People, at times, may think they are looking at someone who is timid and a little slow, but that’s not the way it is. Instead, what they’re seeing is someone who is determined to take as many tiny steps at whatever rate will keep me within my safe parameters.
They’re seeing someone who is intent on regaining as much of her life as is possible. And if it has to be done slowly with long breaks between steps, if she has to “deja vu” the steps until they are so familiar she could do them in her sleep, then so be it.
All of us move at a different pace. Sometimes the pace can be so slow as to seem like nothing is happening at all. But that doesn’t make the victories any less significant, in fact they may be more stellar when they are at this basic survival level.
Our short-term goals are all highly individualistic. One person with ME/CFS might be thrilled at getting dressed before bedtime. Another might be able to spend a day with their kids.
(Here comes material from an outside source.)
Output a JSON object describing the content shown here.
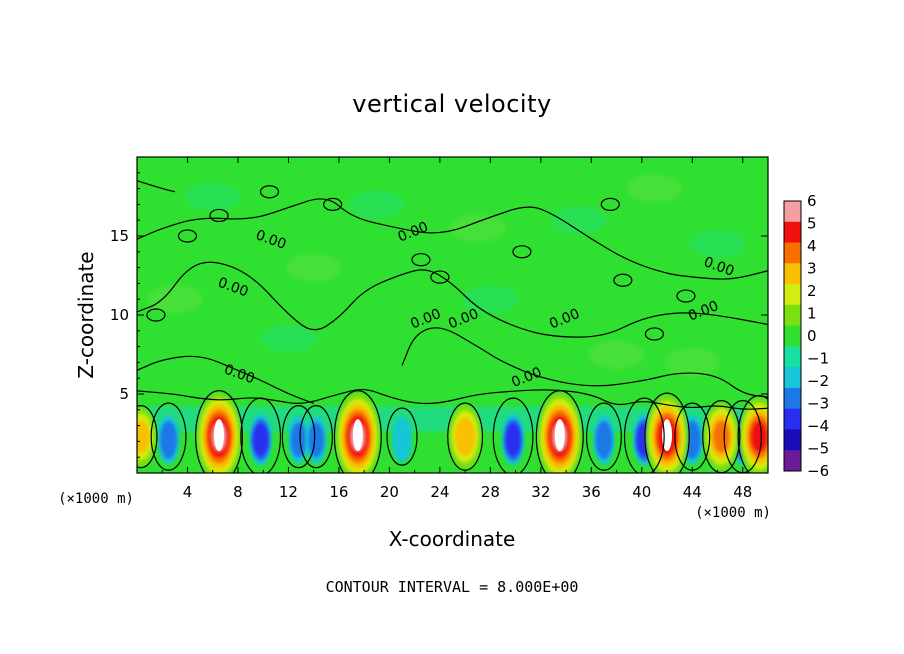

I have achieved these particular goals more times than I can count, what with crashes and setbacks.
I have been lucky enough to be able to move on to bigger goals – taking on new freelance work, going to visit a friend for the afternoon, having company for the weekend… Last weekend, I was able to be present for my daughter’s wedding and reception, with nary a crash before, during or afterward.
It would be nice to be able to assume from this progress that things will just escalate to bigger and better victories. Of course you and I know that there are no guarantees.
I do know, though, that whatever state I find myself in, living the half-life is still the way to go. It is the way to re-stabilize, to gain more energy, and to step into new things. As long as I do it by slowly and repeatedly making the unfamiliar more familiar. Because for some reason, the unfamiliar throws my body and brain into a tailspin.
How do you handle the half-life that is ME/CFS?